Moonlight Crusade: Chapter 2, Part 2
Vampires weren’t real. They were a fiction created by Bram Stoker. Weren’t they?
As if reading his mind, Kyrios said, “We are much older than 1897.” Neither he nor Chloe looked very old, but then, vampires were ageless, right?
The horrifying truth dawned on Kyle. They had injected him with Kyrios’ blood. That meant he was now a vampire as well. He shook his head as fresh tears streamed forth. “Why?”
“Why do all this, you mean? And why let you live? Simple. I’m building an army of anti-Christian soldiers. If I haven’t already broken your faith, I will soon. You will join our cause, even if you reject us and fight separately.”
The revelation of being manipulated in this way lit something inside Kyle. “God will destroy you.”
Kyrios was unperturbed. “Open your eyes. God allowed me to do all this. We have operated without the slightest resistance from him.”
He worked in mysterious ways. That was the reason, surely. He was biding his time, letting these maniacs get comfortable. And then he would strike. “He let the Devil operate for a while. But even Satan will be defeated in the end. I’ll never join you.”
“Indeed, you shall. Even if don’t participate in the coming war, God will not be able to count you among his followers.
“Rest up, Kyle. Your training begins very soon.”
The cult members all left the garage except for Chloe whose job it was to keep an eye on Kyle and keep him from escaping. She sat on the other side of the room reading a trashy romance novel, the kind with an impossibly-chiseled, shirtless man embracing a fiery redhead.
He decided that maybe he could reason with her. “Listen, you don’t have to help these guys. Just let me go, and I’ll promise I’ll try to get the court to have mercy on you.” She didn’t even look up, so engrossed was she in her book. “Please. You know this is wrong.” Still no response. Kyle was getting frustrated. “Help me!”
“Quiet.” Her voice was almost a whisper.
“What?”
Still staring at the pages, she said, “Reading. Busy. You’re… noisy. Stop.”
“Oh, well, I’m soooooo sorry,” he said, his anger threatening to consume him. “Please forgive me for intruding on your precious reading time.”
“You understand. Good.” She said it matter-of-factly and her expression never changed. Something was very wrong with her mentally or perhaps emotionally. Maybe she was autistic? An autistic vampire? He had never heard of such a thing.
Reasoning wasn’t going to work. His only hope was to get himself out of this. However, he was still chained up. Kyrios had said he was a vampire now, but Kyle didn’t feel any preternatural strength or senses associated with being a member of the undead. He tried pulling on the chains quietly; he was afraid that if he grunted, Chloe might hear him.

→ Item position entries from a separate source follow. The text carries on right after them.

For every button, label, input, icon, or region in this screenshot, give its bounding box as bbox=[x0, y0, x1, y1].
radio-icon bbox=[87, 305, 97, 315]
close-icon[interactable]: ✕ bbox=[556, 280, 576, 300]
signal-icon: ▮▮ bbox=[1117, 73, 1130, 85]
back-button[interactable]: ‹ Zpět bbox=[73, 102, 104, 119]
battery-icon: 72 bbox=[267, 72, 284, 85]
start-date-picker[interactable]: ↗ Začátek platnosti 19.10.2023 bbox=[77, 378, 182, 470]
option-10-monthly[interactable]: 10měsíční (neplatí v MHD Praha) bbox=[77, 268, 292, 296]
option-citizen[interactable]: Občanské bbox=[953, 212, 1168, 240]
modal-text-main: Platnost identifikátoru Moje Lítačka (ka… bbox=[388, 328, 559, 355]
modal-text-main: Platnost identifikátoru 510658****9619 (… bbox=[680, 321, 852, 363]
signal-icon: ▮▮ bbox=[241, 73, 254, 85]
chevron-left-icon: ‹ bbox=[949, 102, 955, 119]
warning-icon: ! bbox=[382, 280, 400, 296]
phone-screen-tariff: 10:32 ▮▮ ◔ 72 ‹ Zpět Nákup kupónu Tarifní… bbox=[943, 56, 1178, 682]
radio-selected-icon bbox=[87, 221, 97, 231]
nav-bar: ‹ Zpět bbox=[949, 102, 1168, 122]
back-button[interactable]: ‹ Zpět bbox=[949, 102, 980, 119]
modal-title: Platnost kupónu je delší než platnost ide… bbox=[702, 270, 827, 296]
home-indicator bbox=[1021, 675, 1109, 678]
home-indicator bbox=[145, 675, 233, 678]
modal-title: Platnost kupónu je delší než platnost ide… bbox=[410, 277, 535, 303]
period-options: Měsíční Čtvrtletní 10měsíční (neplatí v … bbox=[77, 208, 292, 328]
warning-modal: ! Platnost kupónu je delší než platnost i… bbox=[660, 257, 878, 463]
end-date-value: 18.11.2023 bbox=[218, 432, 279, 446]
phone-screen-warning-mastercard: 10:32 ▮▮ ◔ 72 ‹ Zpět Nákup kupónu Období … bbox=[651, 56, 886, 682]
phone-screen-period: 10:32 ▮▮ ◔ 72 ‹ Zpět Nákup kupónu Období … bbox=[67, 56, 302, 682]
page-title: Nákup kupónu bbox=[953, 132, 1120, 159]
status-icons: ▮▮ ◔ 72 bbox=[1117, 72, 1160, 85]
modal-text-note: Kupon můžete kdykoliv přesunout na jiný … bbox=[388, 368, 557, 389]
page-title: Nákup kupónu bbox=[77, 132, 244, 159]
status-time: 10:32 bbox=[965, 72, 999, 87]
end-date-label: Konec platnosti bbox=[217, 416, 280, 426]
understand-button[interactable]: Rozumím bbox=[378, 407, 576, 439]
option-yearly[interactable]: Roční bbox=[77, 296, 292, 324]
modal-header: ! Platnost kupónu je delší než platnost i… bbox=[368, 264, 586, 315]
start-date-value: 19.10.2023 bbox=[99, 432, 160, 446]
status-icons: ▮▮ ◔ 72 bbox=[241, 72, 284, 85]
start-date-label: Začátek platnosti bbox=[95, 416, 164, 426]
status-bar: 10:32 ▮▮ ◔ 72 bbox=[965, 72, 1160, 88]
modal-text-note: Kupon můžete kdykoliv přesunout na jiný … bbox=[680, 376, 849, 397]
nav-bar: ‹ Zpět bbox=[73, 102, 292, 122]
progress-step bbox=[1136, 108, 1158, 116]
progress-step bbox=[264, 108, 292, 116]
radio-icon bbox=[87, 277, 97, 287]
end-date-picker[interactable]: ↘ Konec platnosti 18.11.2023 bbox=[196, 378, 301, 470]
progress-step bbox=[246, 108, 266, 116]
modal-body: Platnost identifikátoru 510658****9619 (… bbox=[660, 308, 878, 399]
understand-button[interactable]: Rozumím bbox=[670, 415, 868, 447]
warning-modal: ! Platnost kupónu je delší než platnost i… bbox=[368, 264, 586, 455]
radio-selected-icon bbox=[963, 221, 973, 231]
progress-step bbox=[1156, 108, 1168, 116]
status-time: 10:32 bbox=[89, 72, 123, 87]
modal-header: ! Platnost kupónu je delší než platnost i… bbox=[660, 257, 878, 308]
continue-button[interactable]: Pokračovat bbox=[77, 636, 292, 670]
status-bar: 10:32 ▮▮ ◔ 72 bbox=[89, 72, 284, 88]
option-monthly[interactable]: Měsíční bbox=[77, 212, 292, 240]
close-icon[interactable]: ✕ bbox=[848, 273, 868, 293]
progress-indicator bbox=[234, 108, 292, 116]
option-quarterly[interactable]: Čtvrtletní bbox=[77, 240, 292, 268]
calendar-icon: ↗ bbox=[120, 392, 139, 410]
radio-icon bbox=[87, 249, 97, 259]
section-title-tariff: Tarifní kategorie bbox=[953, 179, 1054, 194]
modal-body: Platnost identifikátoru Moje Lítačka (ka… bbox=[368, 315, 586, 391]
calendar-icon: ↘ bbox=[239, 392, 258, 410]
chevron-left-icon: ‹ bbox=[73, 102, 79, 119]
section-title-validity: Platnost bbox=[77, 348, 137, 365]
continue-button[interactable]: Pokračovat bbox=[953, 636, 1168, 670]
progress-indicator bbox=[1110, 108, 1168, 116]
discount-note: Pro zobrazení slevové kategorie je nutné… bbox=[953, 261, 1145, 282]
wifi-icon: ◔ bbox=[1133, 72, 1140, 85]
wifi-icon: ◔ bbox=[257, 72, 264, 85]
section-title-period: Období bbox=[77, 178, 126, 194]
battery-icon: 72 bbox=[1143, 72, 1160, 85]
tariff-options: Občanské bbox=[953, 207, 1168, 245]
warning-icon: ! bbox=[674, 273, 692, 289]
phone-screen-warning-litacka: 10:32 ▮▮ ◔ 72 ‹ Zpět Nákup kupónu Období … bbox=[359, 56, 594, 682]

But, after about ten minutes of this, he gave up, exhausted.
“Chains… won’t… break,” Chloe said, still unwilling to take her eyes off her book. “Too soon.” Did that mean it would take time for his strength to increase?
“Any idea of how long that will take?” he asked sarcastically. She didn’t respond.
Suddenly, the steel shutter next to him exploded inwards with a deafening scream. It flew at Chloe, slamming her against the wall. Kyle grimaced at the carnage; surely, no one could have survived that, and the albino girl had to be paste now.
In strode another cult member who proceeded to rip Kyle’s chains apart like paper. “Let’s go.” It was a woman with a British accent. Why was one of Kyrios’ followers helping him? It didn’t matter, really. He had no choice but to obey considering the circumstances.
She led him outside. Across the street was a building with an LED sign that read “P.S. 76 The Magnet School of Health and Wellness.”
“Where are we?” he said.
She replied, “Queens.” She also had fangs.
Great. They were quite a distance from his hotel. He suddenly realized with a sickening feeling that he didn’t want to go back there under any circumstances.
She led him down the street. It was a lower middle-class neighborhood. He really didn’t know anything about Queens, but he could tell they were not affluent here.
They eventually made it to the corner of 38th Avenue and 11th St. Many of the buildings he had seen had been vandalized with graffiti. “Where are we going?”
“We need to get to Queensbridge Station. From there, we can get to my home.”
“Why are you helping me?”
She said, “Kyrios and I have a difference of opinion. He thinks we should have bloodshed. I think we should have peace.”
“But you killed that girl.”
“Don’t worry about her. It takes a lot more than that to kill one of us.”
They continued southeast on 38th Avenue. “Is it true? Am I really… one of them?”
The answer crushed him like a safe falling on him from the top of the Empire State Building. “Yes. I’m sorry, but it’s true. You are a vampire.”
He was suddenly furious with her. “Why couldn’t you have gotten there sooner? If you had, this wouldn’t have happened!” He knew she was his savior, but that didn’t change the reality of the situation.
They turned right on 21st St and continued walking past a Shell station.